To rebuke this sort of conceptual nihilism, it's natural to respond with analogies to other relative concepts that are clearly useful to think about:

"Position, momentum, and energy are only relatively defined as numbers, but we don't abandon scientific study of those, do we?"

While an important observation, this inevitably evokes the "But that's different" analogy-immune response. The real cure is in understanding explicitly what to do with relative notions:

If belief is subjective, let us examine objective relations between beliefs.
If morality is relative, let us examine absolute relations between morals.
If beauty is in the eye of the beholder, let us examine the eyes of the beholders.

To use one of these lines of argument effectively — and it can be very effective — one should follow up immediately with a specific example in the case you're talking about. Don't let the conversation drift in abstraction. If you're talking about morality, there is no shortage of objective moral relations that science can handle, so you can pick one at random to show how easy and common it is:

  • "Birth control should be discouraged."
    "Teen pregnancy / the spread of STDs is undesirable."
    Question: Does promoting the use of condoms increase or decrease teen pregnancy rates / the spread of STDs?  
  • "Masturbation should be frowned upon."
    "Married couples should do their best not to cheat on each other."
    Question: Does masturbation increase or decrease adulterous impulses over time?  
  • "Gay couples should not be allowed to adopt children."
    "Children should not be raised in psychologically damaging environments."
    Question: What are the psychological effects of being raised by gay parents?

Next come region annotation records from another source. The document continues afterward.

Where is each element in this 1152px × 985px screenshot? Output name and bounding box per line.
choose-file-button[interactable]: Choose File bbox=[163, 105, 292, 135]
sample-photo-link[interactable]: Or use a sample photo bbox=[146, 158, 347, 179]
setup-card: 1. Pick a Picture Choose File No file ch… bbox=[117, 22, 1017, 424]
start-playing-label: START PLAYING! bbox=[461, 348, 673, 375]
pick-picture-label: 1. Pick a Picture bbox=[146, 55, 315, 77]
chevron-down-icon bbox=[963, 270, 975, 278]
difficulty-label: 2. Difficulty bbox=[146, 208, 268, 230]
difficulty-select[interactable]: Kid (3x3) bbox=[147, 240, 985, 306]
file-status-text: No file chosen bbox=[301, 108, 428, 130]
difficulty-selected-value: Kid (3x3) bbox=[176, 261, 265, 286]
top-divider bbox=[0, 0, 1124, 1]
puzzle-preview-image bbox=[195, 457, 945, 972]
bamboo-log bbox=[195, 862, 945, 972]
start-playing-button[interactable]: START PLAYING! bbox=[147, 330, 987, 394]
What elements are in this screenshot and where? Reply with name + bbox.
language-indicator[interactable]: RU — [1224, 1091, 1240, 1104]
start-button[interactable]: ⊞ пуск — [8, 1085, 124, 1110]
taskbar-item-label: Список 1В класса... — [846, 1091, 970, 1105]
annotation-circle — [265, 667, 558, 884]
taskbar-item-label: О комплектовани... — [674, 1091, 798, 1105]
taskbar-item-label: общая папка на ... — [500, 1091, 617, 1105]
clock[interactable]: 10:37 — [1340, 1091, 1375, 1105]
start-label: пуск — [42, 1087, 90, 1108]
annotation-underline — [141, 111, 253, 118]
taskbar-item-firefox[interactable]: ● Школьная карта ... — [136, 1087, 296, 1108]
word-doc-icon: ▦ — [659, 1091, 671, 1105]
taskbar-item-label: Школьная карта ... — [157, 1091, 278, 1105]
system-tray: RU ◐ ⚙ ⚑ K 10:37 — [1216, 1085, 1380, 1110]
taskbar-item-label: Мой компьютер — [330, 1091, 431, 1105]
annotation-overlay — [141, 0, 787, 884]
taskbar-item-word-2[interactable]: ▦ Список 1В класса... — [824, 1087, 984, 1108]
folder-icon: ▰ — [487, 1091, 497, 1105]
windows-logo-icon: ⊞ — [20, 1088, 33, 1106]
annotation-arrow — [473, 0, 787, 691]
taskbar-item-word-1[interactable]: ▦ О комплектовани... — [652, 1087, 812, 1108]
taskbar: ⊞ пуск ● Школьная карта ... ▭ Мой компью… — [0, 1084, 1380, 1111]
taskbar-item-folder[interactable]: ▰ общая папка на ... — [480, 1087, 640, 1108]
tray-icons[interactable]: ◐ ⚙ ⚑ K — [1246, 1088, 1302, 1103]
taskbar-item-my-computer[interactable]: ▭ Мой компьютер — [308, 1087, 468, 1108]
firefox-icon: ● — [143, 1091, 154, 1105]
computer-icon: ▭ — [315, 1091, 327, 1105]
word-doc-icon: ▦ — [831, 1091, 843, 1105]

I'm not advocating here any of these particular moral claims, nor any particular resolution between them, but simply that the answer to the given question — and many other relevant ones — puts you in a much better position to reflect on these issues. Your opinion after you know the answer is more valuable than before.

"But of course science can answer some moral questions... the point is that it can't answer all of them. It can't tell us ultimately what is good or evil."

No. That is not the point. The point is whether you want teachers to beat their students. Do you? Well, science can help you decide. And more importantly, once you do, it should help you in leading others to the same conclusion.

A lesson from history: What happens when you examine objective relations between subjective beliefs? You get probability theory… Bayesian updating… we know this story; it started around 200 years ago, and it ends well.

Now it's morality's turn.

Between the subjective and the subjective lies the objective.
Relative does not mean structureless.
It does not mean arbitrary.
It does not mean meaningless.
Let us not discard the compass along with the map.